Lady Diana has dutifully served as muse-in-chief for a plethora of designers, her revered image plastered on countless mood boards. Diana’s aura of drama, her deceptively fragile beauty, not to mention her shrewd fashion sense, apparently continue to fascinate. Massimo Giorgetti, who is normally drawn to more cutting-edge characters, is the last on the list to have succumbed to her spell. Yet instead of referencing Lady D’s bouffant coiffures and the puffy-sleeved, polka-dotted cocktail dresses she paraded on official royal occasions, he turned to her off-duty looks, where her British sportswear-inspired style had a cool verve. “What I find attractive was her unconventional attitude, which was very rulebreaking and modern; it looks relevant even today.” Giorgetti also professed to an addiction to Netflix’s The Crown, whose soundtrack of sweeping classical music is currently on his playlist with Blur’s “Boys and Girls,” a fact that highlights the very of-the-moment feminine/masculine conversation at play in the designer’s vision.

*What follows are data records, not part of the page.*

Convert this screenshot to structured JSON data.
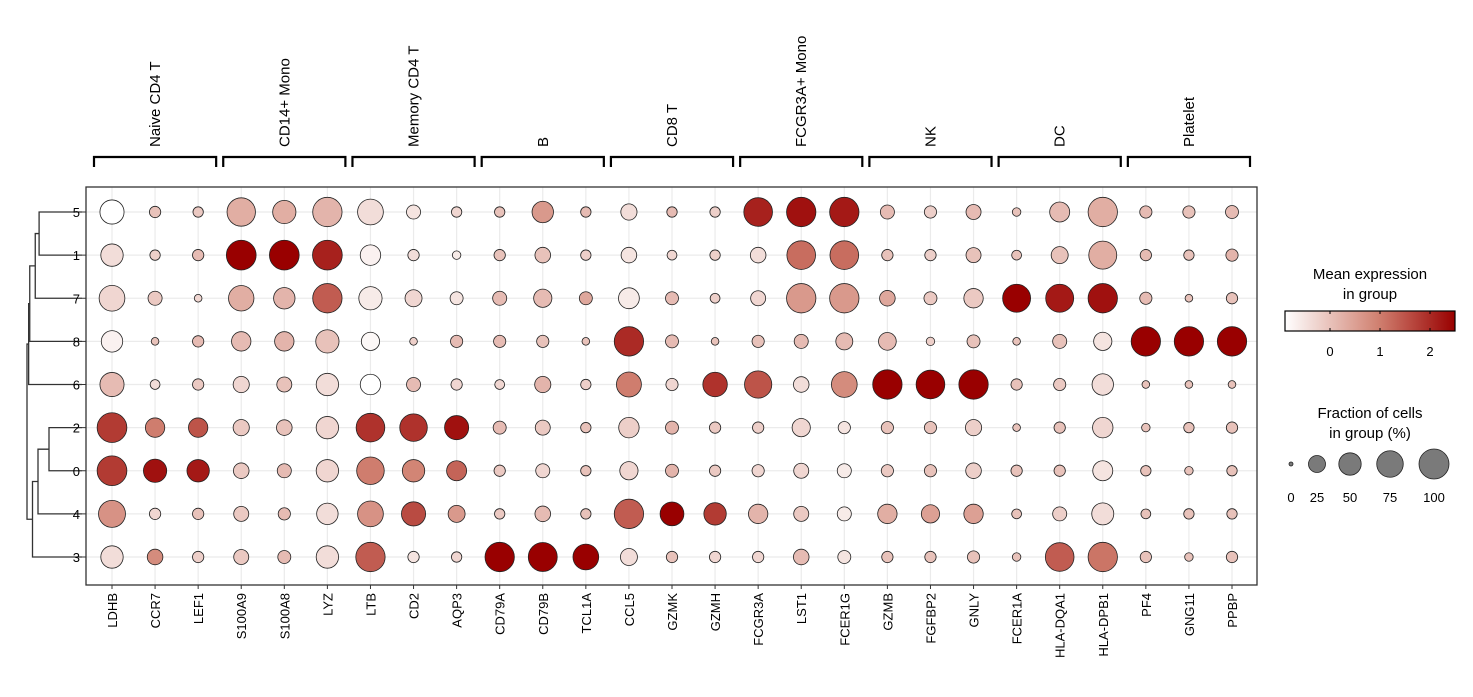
{
  "chart_data": {
    "type": "dotplot",
    "title": "",
    "genes": [
      "LDHB",
      "CCR7",
      "LEF1",
      "S100A9",
      "S100A8",
      "LYZ",
      "LTB",
      "CD2",
      "AQP3",
      "CD79A",
      "CD79B",
      "TCL1A",
      "CCL5",
      "GZMK",
      "GZMH",
      "FCGR3A",
      "LST1",
      "FCER1G",
      "GZMB",
      "FGFBP2",
      "GNLY",
      "FCER1A",
      "HLA-DQA1",
      "HLA-DPB1",
      "PF4",
      "GNG11",
      "PPBP"
    ],
    "groups": [
      "5",
      "1",
      "7",
      "8",
      "6",
      "2",
      "0",
      "4",
      "3"
    ],
    "gene_groups": [
      {
        "label": "Naive CD4 T",
        "genes": [
          "LDHB",
          "CCR7",
          "LEF1"
        ]
      },
      {
        "label": "CD14+ Mono",
        "genes": [
          "S100A9",
          "S100A8",
          "LYZ"
        ]
      },
      {
        "label": "Memory CD4 T",
        "genes": [
          "LTB",
          "CD2",
          "AQP3"
        ]
      },
      {
        "label": "B",
        "genes": [
          "CD79A",
          "CD79B",
          "TCL1A"
        ]
      },
      {
        "label": "CD8 T",
        "genes": [
          "CCL5",
          "GZMK",
          "GZMH"
        ]
      },
      {
        "label": "FCGR3A+ Mono",
        "genes": [
          "FCGR3A",
          "LST1",
          "FCER1G"
        ]
      },
      {
        "label": "NK",
        "genes": [
          "GZMB",
          "FGFBP2",
          "GNLY"
        ]
      },
      {
        "label": "DC",
        "genes": [
          "FCER1A",
          "HLA-DQA1",
          "HLA-DPB1"
        ]
      },
      {
        "label": "Platelet",
        "genes": [
          "PF4",
          "GNG11",
          "PPBP"
        ]
      }
    ],
    "dendrogram": {
      "leaf_order": [
        "5",
        "1",
        "7",
        "8",
        "6",
        "2",
        "0",
        "4",
        "3"
      ],
      "merges": [
        {
          "a": "5",
          "b": "1",
          "height": 0.78
        },
        {
          "a": "2",
          "b": "0",
          "height": 0.6
        },
        {
          "a": "(5,1)",
          "b": "7",
          "height": 0.85
        },
        {
          "a": "(2,0)",
          "b": "4",
          "height": 0.8
        },
        {
          "a": "(5,1,7)",
          "b": "8",
          "height": 0.95
        },
        {
          "a": "(5,1,7,8)",
          "b": "6",
          "height": 0.97
        },
        {
          "a": "(2,0,4)",
          "b": "3",
          "height": 0.9
        },
        {
          "a": "(5,1,7,8,6)",
          "b": "(2,0,4,3)",
          "height": 1.0
        }
      ]
    },
    "fraction_pct": [
      [
        60,
        8,
        6,
        88,
        55,
        95,
        70,
        15,
        6,
        6,
        45,
        6,
        22,
        6,
        6,
        90,
        95,
        95,
        15,
        10,
        18,
        3,
        38,
        95,
        10,
        10,
        12
      ],
      [
        50,
        6,
        8,
        98,
        98,
        98,
        40,
        8,
        3,
        8,
        20,
        6,
        20,
        5,
        6,
        20,
        90,
        90,
        8,
        8,
        18,
        5,
        25,
        85,
        8,
        6,
        10
      ],
      [
        70,
        15,
        2,
        68,
        45,
        95,
        55,
        25,
        12,
        15,
        30,
        12,
        42,
        12,
        5,
        18,
        95,
        95,
        20,
        12,
        35,
        85,
        85,
        95,
        10,
        2,
        8
      ],
      [
        45,
        2,
        8,
        35,
        35,
        55,
        30,
        2,
        10,
        10,
        10,
        2,
        95,
        12,
        2,
        10,
        15,
        25,
        28,
        3,
        12,
        2,
        15,
        30,
        95,
        95,
        95
      ],
      [
        60,
        5,
        8,
        22,
        18,
        50,
        40,
        15,
        8,
        5,
        22,
        6,
        65,
        10,
        62,
        80,
        20,
        70,
        95,
        90,
        95,
        8,
        10,
        45,
        2,
        2,
        2
      ],
      [
        98,
        35,
        35,
        22,
        20,
        50,
        90,
        82,
        60,
        12,
        18,
        6,
        40,
        12,
        8,
        8,
        30,
        10,
        10,
        10,
        22,
        2,
        8,
        40,
        3,
        6,
        8
      ],
      [
        98,
        55,
        50,
        20,
        15,
        50,
        82,
        50,
        38,
        8,
        15,
        6,
        30,
        12,
        8,
        10,
        18,
        15,
        10,
        10,
        20,
        8,
        8,
        38,
        6,
        3,
        6
      ],
      [
        78,
        8,
        8,
        18,
        10,
        45,
        70,
        60,
        25,
        6,
        20,
        6,
        95,
        58,
        50,
        35,
        18,
        15,
        35,
        30,
        35,
        5,
        15,
        48,
        5,
        6,
        6
      ],
      [
        50,
        20,
        8,
        18,
        12,
        50,
        95,
        8,
        6,
        95,
        92,
        70,
        25,
        8,
        8,
        8,
        20,
        12,
        8,
        8,
        10,
        3,
        90,
        95,
        8,
        3,
        8
      ]
    ],
    "mean_expression": [
      [
        -0.9,
        0.0,
        -0.1,
        0.3,
        0.3,
        0.2,
        -0.4,
        -0.5,
        -0.3,
        0.0,
        0.6,
        0.1,
        -0.4,
        0.1,
        -0.2,
        2.1,
        2.3,
        2.2,
        0.1,
        -0.2,
        0.1,
        0.0,
        0.1,
        0.3,
        0.1,
        0.0,
        0.1
      ],
      [
        -0.4,
        -0.2,
        0.1,
        2.5,
        2.5,
        2.1,
        -0.7,
        -0.4,
        -0.6,
        0.0,
        0.0,
        -0.2,
        -0.5,
        -0.3,
        -0.2,
        -0.4,
        1.2,
        1.2,
        0.0,
        -0.2,
        0.0,
        0.0,
        0.0,
        0.3,
        0.1,
        0.0,
        0.2
      ],
      [
        -0.3,
        -0.1,
        -0.3,
        0.3,
        0.2,
        1.4,
        -0.6,
        -0.3,
        -0.5,
        0.1,
        0.1,
        0.4,
        -0.6,
        0.1,
        -0.2,
        -0.3,
        0.6,
        0.6,
        0.4,
        -0.1,
        -0.1,
        2.5,
        2.2,
        2.3,
        0.1,
        0.0,
        0.0
      ],
      [
        -0.7,
        0.0,
        0.1,
        0.1,
        0.2,
        0.0,
        -0.8,
        -0.2,
        0.1,
        0.1,
        0.0,
        0.0,
        2.0,
        0.1,
        0.0,
        0.0,
        0.1,
        0.1,
        0.1,
        -0.2,
        0.0,
        0.0,
        0.0,
        -0.5,
        2.5,
        2.5,
        2.5
      ],
      [
        0.1,
        -0.4,
        -0.1,
        -0.3,
        0.0,
        -0.4,
        -0.9,
        0.1,
        -0.3,
        -0.3,
        0.2,
        -0.2,
        1.0,
        -0.3,
        1.9,
        1.5,
        -0.4,
        0.8,
        2.5,
        2.5,
        2.5,
        0.0,
        -0.1,
        -0.4,
        0.0,
        0.0,
        0.0
      ],
      [
        1.8,
        1.0,
        1.5,
        -0.1,
        0.0,
        -0.3,
        1.9,
        1.9,
        2.3,
        0.1,
        -0.1,
        0.0,
        -0.2,
        0.2,
        -0.1,
        -0.2,
        -0.3,
        -0.5,
        0.0,
        0.0,
        -0.2,
        0.0,
        0.0,
        -0.3,
        0.0,
        0.0,
        0.0
      ],
      [
        1.8,
        2.3,
        2.2,
        -0.1,
        0.1,
        -0.3,
        1.0,
        0.9,
        1.3,
        -0.1,
        -0.3,
        0.0,
        -0.3,
        0.2,
        -0.1,
        -0.3,
        -0.3,
        -0.6,
        -0.1,
        0.0,
        -0.2,
        0.0,
        0.0,
        -0.5,
        0.0,
        0.0,
        0.0
      ],
      [
        0.7,
        -0.3,
        0.0,
        -0.1,
        0.1,
        -0.4,
        0.7,
        1.6,
        0.6,
        -0.1,
        0.1,
        0.0,
        1.4,
        2.5,
        1.8,
        0.2,
        -0.1,
        -0.6,
        0.3,
        0.5,
        0.5,
        0.0,
        -0.2,
        -0.4,
        0.0,
        0.0,
        0.0
      ],
      [
        -0.4,
        0.8,
        -0.2,
        -0.1,
        0.1,
        -0.4,
        1.4,
        -0.5,
        -0.3,
        2.5,
        2.5,
        2.5,
        -0.4,
        0.0,
        -0.3,
        -0.3,
        0.1,
        -0.5,
        0.0,
        0.0,
        0.0,
        0.0,
        1.4,
        1.1,
        0.0,
        0.0,
        0.0
      ]
    ],
    "color_scale": {
      "title_line1": "Mean expression",
      "title_line2": "in group",
      "min": -0.9,
      "max": 2.5,
      "ticks": [
        0,
        1,
        2
      ],
      "tick_labels": [
        "0",
        "1",
        "2"
      ],
      "low_color": "#ffffff",
      "mid_color": "#d08070",
      "high_color": "#990000"
    },
    "size_scale": {
      "title_line1": "Fraction of cells",
      "title_line2": "in group (%)",
      "values": [
        0,
        25,
        50,
        75,
        100
      ],
      "labels": [
        "0",
        "25",
        "50",
        "75",
        "100"
      ],
      "legend_fill": "#7a7a7a"
    },
    "xlabel": "",
    "ylabel": "",
    "grid": true,
    "legend_position": "right"
  }
}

“After my Spring collection I felt the need for a cleaner, more reduced approach, less over-styled,” he said. The mix he concocted for Pre-Fall, regardless of the quite substantial number of references involved, looked surprisingly streamlined. Masculine tailoring was injected with a Cool Britannia flair, then infused with elements borrowed from saddlery, polo, and jockeying attire. The clashing blend gelled in a neat lineup of sharply cut, slightly oversize masculine suits in patchworked Prince of Wales and houndstooth techno-wool fabrics, “broken” by polo necks in shimmering paillettes; smart, slim city coats decorated with horse-shaped intarsias; and long tiered dresses in silk georgette printed with watercolor renditions of jockey and polo motifs.

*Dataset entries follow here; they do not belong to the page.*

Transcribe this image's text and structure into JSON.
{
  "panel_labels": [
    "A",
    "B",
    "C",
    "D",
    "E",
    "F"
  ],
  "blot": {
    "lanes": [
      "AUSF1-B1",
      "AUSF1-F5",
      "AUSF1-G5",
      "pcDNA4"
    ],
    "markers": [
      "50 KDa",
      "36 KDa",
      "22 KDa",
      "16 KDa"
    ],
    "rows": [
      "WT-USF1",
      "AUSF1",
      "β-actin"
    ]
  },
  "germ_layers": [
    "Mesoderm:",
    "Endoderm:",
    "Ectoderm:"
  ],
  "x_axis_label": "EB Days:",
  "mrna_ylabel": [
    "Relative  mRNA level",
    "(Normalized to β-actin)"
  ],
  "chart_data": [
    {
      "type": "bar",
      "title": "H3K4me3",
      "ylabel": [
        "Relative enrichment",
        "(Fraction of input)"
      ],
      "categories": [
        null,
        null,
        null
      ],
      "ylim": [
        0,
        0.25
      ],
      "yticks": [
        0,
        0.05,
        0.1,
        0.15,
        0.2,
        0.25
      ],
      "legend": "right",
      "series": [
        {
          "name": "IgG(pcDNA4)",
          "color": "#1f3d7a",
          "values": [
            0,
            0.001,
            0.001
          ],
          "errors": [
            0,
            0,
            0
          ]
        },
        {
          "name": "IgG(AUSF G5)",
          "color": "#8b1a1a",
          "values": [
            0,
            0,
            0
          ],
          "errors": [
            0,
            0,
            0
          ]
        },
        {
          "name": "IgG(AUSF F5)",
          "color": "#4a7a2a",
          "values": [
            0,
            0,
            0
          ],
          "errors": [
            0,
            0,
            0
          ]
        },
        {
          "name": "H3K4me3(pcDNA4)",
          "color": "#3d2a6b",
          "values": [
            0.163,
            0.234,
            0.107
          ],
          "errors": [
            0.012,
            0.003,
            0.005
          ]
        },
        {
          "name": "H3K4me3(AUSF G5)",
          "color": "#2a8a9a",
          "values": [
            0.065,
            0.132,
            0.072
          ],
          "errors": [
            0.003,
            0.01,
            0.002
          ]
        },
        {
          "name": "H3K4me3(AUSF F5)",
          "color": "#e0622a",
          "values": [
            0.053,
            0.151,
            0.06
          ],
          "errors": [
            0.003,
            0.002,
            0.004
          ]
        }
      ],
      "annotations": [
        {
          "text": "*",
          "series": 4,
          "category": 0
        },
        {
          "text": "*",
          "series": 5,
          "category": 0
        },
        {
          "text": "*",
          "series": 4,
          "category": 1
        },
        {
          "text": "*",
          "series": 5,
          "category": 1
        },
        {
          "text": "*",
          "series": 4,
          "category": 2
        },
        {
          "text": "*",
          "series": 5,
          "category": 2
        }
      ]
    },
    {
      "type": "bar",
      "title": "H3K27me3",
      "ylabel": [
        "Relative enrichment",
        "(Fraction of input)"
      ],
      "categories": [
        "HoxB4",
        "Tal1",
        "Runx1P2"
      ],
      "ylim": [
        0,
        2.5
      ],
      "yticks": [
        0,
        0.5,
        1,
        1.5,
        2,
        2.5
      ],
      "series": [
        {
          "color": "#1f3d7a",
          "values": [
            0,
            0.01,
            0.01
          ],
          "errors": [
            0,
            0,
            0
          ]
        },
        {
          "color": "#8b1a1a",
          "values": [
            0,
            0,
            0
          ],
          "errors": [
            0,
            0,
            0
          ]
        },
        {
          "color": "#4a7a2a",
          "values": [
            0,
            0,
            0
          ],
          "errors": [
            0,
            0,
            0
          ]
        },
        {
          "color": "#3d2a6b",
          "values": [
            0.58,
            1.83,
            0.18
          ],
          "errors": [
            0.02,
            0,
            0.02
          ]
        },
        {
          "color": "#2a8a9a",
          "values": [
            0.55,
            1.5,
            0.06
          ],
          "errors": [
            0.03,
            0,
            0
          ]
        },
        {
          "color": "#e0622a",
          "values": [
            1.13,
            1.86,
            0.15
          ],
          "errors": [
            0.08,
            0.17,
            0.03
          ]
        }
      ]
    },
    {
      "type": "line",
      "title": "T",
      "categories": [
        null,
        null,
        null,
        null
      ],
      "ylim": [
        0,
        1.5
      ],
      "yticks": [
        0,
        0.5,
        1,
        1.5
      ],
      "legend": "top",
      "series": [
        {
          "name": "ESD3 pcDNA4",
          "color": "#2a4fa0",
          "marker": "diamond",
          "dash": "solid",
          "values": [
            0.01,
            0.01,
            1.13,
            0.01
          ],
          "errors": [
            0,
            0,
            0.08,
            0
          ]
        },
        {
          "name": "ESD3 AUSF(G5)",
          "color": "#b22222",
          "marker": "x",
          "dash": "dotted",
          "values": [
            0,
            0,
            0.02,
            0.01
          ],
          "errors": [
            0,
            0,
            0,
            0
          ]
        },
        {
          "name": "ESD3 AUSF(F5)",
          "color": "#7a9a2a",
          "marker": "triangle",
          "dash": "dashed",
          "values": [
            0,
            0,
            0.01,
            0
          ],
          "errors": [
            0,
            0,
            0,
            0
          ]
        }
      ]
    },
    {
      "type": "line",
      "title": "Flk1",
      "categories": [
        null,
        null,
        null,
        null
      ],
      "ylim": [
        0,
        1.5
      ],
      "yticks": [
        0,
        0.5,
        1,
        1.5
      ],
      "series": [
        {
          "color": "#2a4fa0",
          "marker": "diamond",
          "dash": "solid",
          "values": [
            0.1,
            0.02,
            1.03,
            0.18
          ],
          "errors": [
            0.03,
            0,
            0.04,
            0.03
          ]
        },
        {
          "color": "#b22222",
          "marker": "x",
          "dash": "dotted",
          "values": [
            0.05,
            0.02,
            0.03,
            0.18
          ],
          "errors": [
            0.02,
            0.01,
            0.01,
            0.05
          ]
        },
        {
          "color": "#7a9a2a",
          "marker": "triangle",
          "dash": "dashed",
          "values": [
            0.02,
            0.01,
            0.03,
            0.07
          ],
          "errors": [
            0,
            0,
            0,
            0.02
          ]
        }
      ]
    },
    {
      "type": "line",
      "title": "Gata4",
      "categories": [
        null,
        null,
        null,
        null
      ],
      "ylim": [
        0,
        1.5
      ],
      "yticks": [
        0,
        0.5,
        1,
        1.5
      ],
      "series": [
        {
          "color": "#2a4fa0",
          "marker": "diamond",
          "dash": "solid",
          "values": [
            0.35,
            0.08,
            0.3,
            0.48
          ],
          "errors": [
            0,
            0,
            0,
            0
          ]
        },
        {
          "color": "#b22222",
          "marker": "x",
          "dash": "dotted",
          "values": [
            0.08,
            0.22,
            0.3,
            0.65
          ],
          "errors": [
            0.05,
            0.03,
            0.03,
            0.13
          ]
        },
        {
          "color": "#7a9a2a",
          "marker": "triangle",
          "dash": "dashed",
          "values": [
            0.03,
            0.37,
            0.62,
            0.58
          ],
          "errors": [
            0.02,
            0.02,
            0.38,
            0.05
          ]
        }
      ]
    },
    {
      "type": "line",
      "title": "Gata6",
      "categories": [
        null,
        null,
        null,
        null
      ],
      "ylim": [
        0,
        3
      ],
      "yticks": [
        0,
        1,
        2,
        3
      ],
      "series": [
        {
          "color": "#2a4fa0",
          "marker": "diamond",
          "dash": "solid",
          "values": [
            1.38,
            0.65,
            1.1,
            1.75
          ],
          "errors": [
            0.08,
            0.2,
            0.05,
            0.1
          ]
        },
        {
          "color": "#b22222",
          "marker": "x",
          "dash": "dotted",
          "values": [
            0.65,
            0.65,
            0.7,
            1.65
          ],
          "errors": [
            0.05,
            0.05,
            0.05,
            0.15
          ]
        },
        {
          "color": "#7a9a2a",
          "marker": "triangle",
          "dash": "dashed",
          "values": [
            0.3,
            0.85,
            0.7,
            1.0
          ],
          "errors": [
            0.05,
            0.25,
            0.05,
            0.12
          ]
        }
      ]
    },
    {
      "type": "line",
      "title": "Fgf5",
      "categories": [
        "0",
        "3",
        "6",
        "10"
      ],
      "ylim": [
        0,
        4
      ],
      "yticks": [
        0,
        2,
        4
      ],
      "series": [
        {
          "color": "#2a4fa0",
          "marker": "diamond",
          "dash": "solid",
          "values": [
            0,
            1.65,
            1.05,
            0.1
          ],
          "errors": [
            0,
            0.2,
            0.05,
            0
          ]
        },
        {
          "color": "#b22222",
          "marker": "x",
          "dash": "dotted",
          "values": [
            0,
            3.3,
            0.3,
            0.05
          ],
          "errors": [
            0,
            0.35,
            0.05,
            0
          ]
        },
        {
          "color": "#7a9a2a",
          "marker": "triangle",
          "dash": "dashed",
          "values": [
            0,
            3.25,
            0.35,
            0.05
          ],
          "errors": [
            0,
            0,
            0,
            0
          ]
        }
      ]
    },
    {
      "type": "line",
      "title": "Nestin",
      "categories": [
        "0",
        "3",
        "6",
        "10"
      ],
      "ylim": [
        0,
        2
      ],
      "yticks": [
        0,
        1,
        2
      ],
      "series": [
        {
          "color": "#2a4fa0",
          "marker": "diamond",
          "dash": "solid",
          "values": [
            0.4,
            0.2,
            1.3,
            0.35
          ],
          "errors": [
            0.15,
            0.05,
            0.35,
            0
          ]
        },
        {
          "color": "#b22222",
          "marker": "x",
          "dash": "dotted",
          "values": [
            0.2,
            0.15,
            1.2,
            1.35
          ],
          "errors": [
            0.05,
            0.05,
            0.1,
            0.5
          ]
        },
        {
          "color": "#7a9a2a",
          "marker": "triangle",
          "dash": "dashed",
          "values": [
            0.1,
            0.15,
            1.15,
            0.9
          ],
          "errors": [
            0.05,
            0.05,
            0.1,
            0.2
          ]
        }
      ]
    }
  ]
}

The MSGM logo had a comeback of a sort; it was scattered throughout, subtly printed on white T-shirts, emblazoned as an appliqué on the back of tailored bombers, and spelled in bold lettering on hooded sweatshirts worn under blazers. Elsewhere, the streetwear vibe so ingrained in the label’s aesthetic was evidenced in smart viscose tracksuits in micro floral prints with an abundance of ruching details. Shiny surfaces like vinyl, gold, and silver eco-leather and metallic paillettes gave the lineup a dash of twisted urban glamour, which Giorgetti boiled down to a sharp sentence. “It’s minimalistic maximalism,” he said.